Students show their 'metal' to prevent water-borne diseases
Published on 16 July, 2010
India's Riti Sharan and former Bangladesh student Sadia Jihan Khan have crossed paths in Rockhampton, where they have been swapping notes on using metals to kill water-borne diseases.
The PhD researchers share a common supervisor, Professor Rob Reed at CQUniversity, and both presented posters on their projects at the Australian Society of Microbiology Conference in Sydney recently (July 4-8).
Riti (left) and Sadia compare research notes. Insets include Riti with a traditional copper vessel and Sadia's test equipmentPunjab-based Riti is doing laboratory analysis to show how the ancient practice of storing drinking water in copper vessels actually works in killing bacterial diseases, especially cholera, dysentery, typhoid and diarrhoea/gastro-enteritis, as well as viral pathogens.
Riti's work should help community planners encourage use of the most cost-effective and safe copper vessels and water storage procedures throughout areas of Asia, where many people draw their water from natural watercourses.
Sadia, who has come to Australia via a Masters program in New Zealand, is using metal in a different way to harness sunshine as a disinfectant for aquaculture pond systems, such as prawn hatcheries, which provide seafoods for millions across the globe.

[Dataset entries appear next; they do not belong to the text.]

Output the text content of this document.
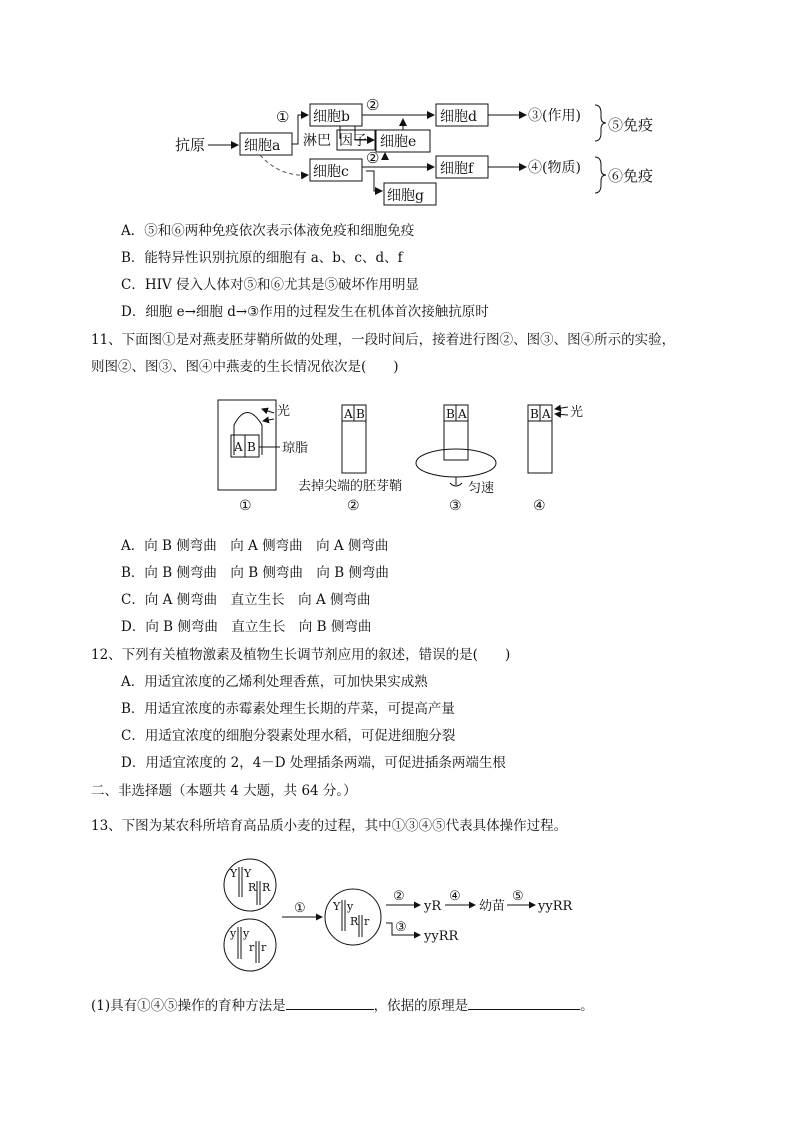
抗原	细胞a
① 细胞b
淋巴 因子
②
细胞e
细胞d	③(作用) ⑤免疫
细胞c
②
细胞f
细胞g
④(物质) ⑥免疫
A．⑤和⑥两种免疫依次表示体液免疫和细胞免疫
B．能特异性识别抗原的细胞有 a、b、c、d、f
C．HIV 侵入人体对⑤和⑥尤其是⑤破坏作用明显
D．细胞 e→细胞 d→③作用的过程发生在机体首次接触抗原时
11、下面图①是对燕麦胚芽鞘所做的处理，一段时间后，接着进行图②、图③、图④所示的实验，
则图②、图③、图④中燕麦的生长情况依次是(　　)
A B 琼脂
光
①
A B
去掉尖端的胚芽鞘
②
B A
匀速
③
B A 光
④
A．向 B 侧弯曲　向 A 侧弯曲　向 A 侧弯曲
B．向 B 侧弯曲　向 B 侧弯曲　向 B 侧弯曲
C．向 A 侧弯曲　直立生长　向 A 侧弯曲
D．向 B 侧弯曲　直立生长　向 B 侧弯曲
12、下列有关植物激素及植物生长调节剂应用的叙述，错误的是(　　)
A．用适宜浓度的乙烯利处理香蕉，可加快果实成熟
B．用适宜浓度的赤霉素处理生长期的芹菜，可提高产量
C．用适宜浓度的细胞分裂素处理水稻，可促进细胞分裂
D．用适宜浓度的 2，4－D 处理插条两端，可促进插条两端生根
二、非选择题（本题共 4 大题，共 64 分。）
13、下图为某农科所培育高品质小麦的过程，其中①③④⑤代表具体操作过程。
Y Y
R R
y y
r r
① Y y
R r
②
yR
④
幼苗
⑤
yyRR
③
yyRR
(1)具有①④⑤操作的育种方法是	，依据的原理是	。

Her system involves circulating pond water across a glass plate covered with a thin film of titanium dioxide, which acts as a solar disinfection catalyst without becoming a residue. If shown to be effective the system will reduce the chance that antibiotics or other treatment residues will get into the food chain.
CQUniversity engineer Dr Mohammad Rasul is supervising the structural side of Sadia's project.

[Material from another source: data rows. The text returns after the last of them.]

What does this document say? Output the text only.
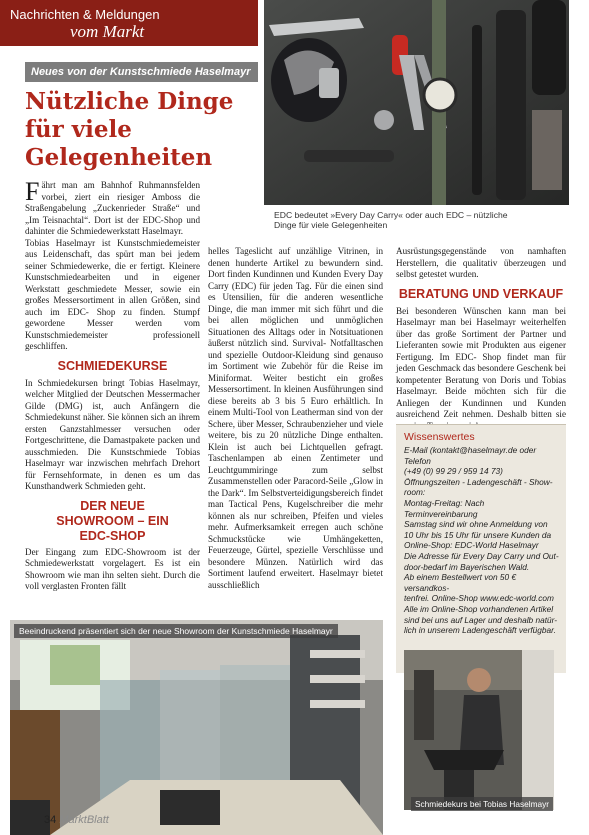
Nachrichten & Meldungen
vom Markt
EDC bedeutet »Every Day Carry« oder auch EDC – nützliche Dinge für viele Gelegenheiten
Neues von der Kunstschmiede Haselmayr
Nützliche Dinge für viele Gelegenheiten

Fährt man am Bahnhof Ruhmannsfelden vorbei, ziert ein riesiger Amboss die Straßengabelung „Zuckenrieder Straße“ und „Im Teisnachtal“. Dort ist der EDC-Shop und dahinter die Schmiedewerkstatt Haselmayr.

Tobias Haselmayr ist Kunstschmiedemeister aus Leidenschaft, das spürt man bei jedem seiner Schmiedewerke, die er fertigt. Kleinere Kunstschmiedearbeiten und in eigener Werkstatt geschmiedete Messer, sowie ein großes Messersortiment in allen Größen, sind auch im EDC- Shop zu finden. Stumpf gewordene Messer werden vom Kunstschmiedemeister professionell geschliffen.

SCHMIEDEKURSE

In Schmiedekursen bringt Tobias Haselmayr, welcher Mitglied der Deutschen Messermacher Gilde (DMG) ist, auch Anfängern die Schmiedekunst näher. Sie können sich an ihrem ersten Ganzstahlmesser versuchen oder Fortgeschrittene, die Damastpakete packen und ausschmieden. Die Kunstschmiede Tobias Haselmayr war inzwischen mehrfach Drehort für Fernsehformate, in denen es um das Kunsthandwerk Schmieden geht.

DER NEUE SHOWROOM – EIN EDC-SHOP

Der Eingang zum EDC-Showroom ist der Schmiedewerkstatt vorgelagert. Es ist ein Showroom wie man ihn selten sieht. Durch die voll verglasten Fronten fällt

helles Tageslicht auf unzählige Vitrinen, in denen hunderte Artikel zu bewundern sind. Dort finden Kundinnen und Kunden Every Day Carry (EDC) für jeden Tag. Für die einen sind es Utensilien, für die anderen wesentliche Dinge, die man immer mit sich führt und die bei allen möglichen und unmöglichen Situationen des Alltags oder in Notsituationen äußerst nützlich sind. Survival- Notfalltaschen und spezielle Outdoor-Kleidung sind genauso im Sortiment wie Zubehör für die Reise im Miniformat. Weiter besticht ein großes Messersortiment. In kleinen Ausführungen sind diese bereits ab 3 bis 5 Euro erhältlich. In einem Multi-Tool von Leatherman sind von der Schere, über Messer, Schraubenzieher und viele weitere, bis zu 20 nützliche Dinge enthalten. Klein ist auch bei Lichtquellen gefragt. Taschenlampen ab einen Zentimeter und Leuchtgummiringe zum selbst Zusammenstellen oder Paracord-Seile „Glow in the Dark“. Im Selbstverteidigungsbereich findet man Tactical Pens, Kugelschreiber die mehr können als nur schreiben, Pfeifen und vieles mehr. Aufmerksamkeit erregen auch schöne Schmuckstücke wie Umhängeketten, Feuerzeuge, Gürtel, spezielle Verschlüsse und besondere Münzen. Natürlich wird das Sortiment laufend erweitert. Haselmayr bietet ausschließlich

Ausrüstungsgegenstände von namhaften Herstellern, die qualitativ überzeugen und selbst getestet wurden.

BERATUNG UND VERKAUF

Bei besonderen Wünschen kann man bei Haselmayr man bei Haselmayr weiterhelfen über das große Sortiment der Partner und Lieferanten sowie mit Produkten aus eigener Fertigung. Im EDC- Shop findet man für jeden Geschmack das besondere Geschenk bei kompetenter Beratung von Doris und Tobias Haselmayr. Beide möchten sich für die Anliegen der Kundinnen und Kunden ausreichend Zeit nehmen. Deshalb bitten sie

Wissenswertes
E-Mail (kontakt@haselmayr.de oder Telefon
(+49 (0) 99 29 / 959 14 73)
Öffnungszeiten - Ladengeschäft - Show-
room:
Montag-Freitag: Nach Terminvereinbarung
Samstag sind wir ohne Anmeldung von
10 Uhr bis 15 Uhr für unsere Kunden da
Online-Shop: EDC-World Haselmayr
Die Adresse für Every Day Carry und Out-
door-bedarf im Bayerischen Wald.
Ab einem Bestellwert von 50 € versandkos-
tenfrei. Online-Shop www.edc-world.com
Alle im Online-Shop vorhandenen Artikel
sind bei uns auf Lager und deshalb natür-
lich in unserem Ladengeschäft verfügbar.
Beeindruckend präsentiert sich der neue Showroom der Kunstschmiede Haselmayr
Schmiedekurs bei Tobias Haselmayr
34 MarktBlatt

"The economic significance is considerable," Sadia says. "At present, bacterial and viral disease must be treated using antibiotics and similar chemical approaches, creating problems at the retail level when antibiotic residues are present, as well as leading to the development of antibiotic-resistant bacteria, with consequences for animal and human use of such antibiotics.
"This project will enable such antibiotics to be replaced by a low-cost, sustainable approach leaving no residual chemicals in the water and thereby improving the quality of the prawn stock."